To: Kevin Podsiadlik who wrote (2551)5/26/1999 3:56:00 PM
From: David Penfield  Respond to of 3015
 
Good work Kevin. I found the same filing after MW reported that it was the General RE portfolio. Since General RE never had to file 13F forms before we don't know when they acquired the SRCM shares. What will be interesting in the next year or so is how the General RE portfolio will change now that BRK owns it.



To: Kevin Podsiadlik who wrote (2551)5/26/1999 4:28:00 PM
From: MW  Read Replies (2) | Respond to of 3015
 
<<A holding by a subsidiary of a company which was in turn bought by Berkshire is decidedly NOT the same thing as Mr. Buffett taking SRCM into his inner circle of long-term holdings.>>

I never said Mr Buffet took srcm into his inner circle. I only reported on the facts that were given to me. Regardless, ANOTHER FUND MGR, has bought stock in srcm.

Another person who disagrees with your analysis of srcm.




To: Kevin Podsiadlik who wrote (2551)5/27/1999 10:32:00 AM
From: Sir Auric Goldfinger  Respond to of 3015
 
As usual SRCM is not even mentioned: "Companies Battle for Beachhead As TVs Become Gateways

By EVAN RAMSTAD
Staff Reporter of THE WALL STREET JOURNAL

Television makers, cable systems and satellite-programming providers are
at war over the next big digital land-grab, and the battleground is your
television set.

Each wants to control the first picture you see when you turn on your
next-generation digital TV. That image is critical turf in television's
long-awaited metamorphosis from a boob tube into a gateway to the
Internet and interactive services.

Already several players have established interactive-TV beachheads, in the
form of on-screen program guides that pop up automatically when you
push POWER on the remote. The guides, grids showing what's on around
the clock, could evolve into menus for future interactive-TV functions such
as music, news headlines, shopping or Internet access.

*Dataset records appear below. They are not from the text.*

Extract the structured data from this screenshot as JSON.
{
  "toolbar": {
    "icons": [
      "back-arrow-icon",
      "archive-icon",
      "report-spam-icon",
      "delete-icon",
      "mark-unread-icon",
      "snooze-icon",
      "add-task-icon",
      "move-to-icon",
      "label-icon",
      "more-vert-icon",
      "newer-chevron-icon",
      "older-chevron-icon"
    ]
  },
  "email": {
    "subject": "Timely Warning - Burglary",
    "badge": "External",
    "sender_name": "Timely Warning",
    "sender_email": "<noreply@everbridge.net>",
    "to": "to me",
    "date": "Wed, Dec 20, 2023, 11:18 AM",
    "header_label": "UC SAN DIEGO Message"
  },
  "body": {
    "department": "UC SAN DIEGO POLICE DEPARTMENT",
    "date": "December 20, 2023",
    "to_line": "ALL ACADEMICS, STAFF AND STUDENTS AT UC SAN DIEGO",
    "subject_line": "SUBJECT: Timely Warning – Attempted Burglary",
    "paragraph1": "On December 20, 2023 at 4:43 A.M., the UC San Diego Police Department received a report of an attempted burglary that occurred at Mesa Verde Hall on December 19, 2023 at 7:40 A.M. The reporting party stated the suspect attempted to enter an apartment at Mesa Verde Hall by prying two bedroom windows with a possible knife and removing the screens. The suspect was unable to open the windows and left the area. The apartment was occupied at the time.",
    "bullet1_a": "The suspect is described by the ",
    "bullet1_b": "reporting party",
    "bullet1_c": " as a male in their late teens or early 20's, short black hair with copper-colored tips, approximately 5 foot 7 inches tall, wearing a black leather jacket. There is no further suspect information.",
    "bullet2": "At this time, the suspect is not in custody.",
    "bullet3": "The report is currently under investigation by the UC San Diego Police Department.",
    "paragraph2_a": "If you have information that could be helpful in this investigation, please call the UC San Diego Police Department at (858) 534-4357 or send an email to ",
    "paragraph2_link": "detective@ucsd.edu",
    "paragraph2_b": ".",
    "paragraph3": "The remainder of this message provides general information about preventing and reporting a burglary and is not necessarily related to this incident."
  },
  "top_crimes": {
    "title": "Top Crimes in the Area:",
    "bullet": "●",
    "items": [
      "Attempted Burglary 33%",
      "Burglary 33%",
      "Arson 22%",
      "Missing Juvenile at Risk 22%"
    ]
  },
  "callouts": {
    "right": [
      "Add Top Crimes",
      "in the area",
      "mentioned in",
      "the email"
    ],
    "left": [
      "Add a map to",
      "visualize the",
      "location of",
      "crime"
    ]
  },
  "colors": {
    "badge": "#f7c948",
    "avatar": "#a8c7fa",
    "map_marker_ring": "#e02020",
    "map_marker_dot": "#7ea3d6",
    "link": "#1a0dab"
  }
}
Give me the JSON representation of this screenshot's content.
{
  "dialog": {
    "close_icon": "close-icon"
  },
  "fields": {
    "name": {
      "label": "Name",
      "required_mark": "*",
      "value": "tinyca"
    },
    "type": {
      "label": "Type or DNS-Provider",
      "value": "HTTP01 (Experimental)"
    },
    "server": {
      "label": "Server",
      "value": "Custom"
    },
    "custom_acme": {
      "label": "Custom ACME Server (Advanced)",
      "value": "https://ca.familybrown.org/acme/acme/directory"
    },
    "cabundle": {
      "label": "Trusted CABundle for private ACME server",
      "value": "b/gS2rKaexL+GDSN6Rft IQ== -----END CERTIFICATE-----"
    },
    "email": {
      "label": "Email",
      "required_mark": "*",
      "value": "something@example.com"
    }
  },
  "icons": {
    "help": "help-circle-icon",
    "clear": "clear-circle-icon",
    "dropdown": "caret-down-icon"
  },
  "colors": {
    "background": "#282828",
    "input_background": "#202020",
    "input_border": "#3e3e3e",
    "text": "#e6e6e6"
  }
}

The betting is that one day the
viewing guide will be to the TV
what Yahoo! and other Internet
"portal" sites have become to
the personal computer -- a
powerful position from which to
direct Internet traffic, sell ads
and provide other gatekeeping
services. It's a position that
Microsoft Corp. and America
Online Inc. also are staking out.

Unlike the crude guides that have been running on hotel TV sets for years,
and even the scrolling grids on certain cable channels, the newest
generation of viewing guides would pop up on the TV screen first thing, no
matter which channel had been tuned in the night before. If all the features
manufacturers hope to offer actually become available, the guides could
make their predecessors look as outdated as a game of Pong.

With twice as many TV sets as personal computers in U.S. households,
the guides represent an enticing new frontier for TV makers. Sharp Corp.
and Thomson Multimedia, a unit of French holding company Thomson SA,
already are starting to ship televisions loaded with software for enhanced
on-screen viewing guides that appear as soon as the set is turned on. New
models on the way from Sony Corp. and Zenith Electronics Corp. also
include guides, but not the kind that come on automatically.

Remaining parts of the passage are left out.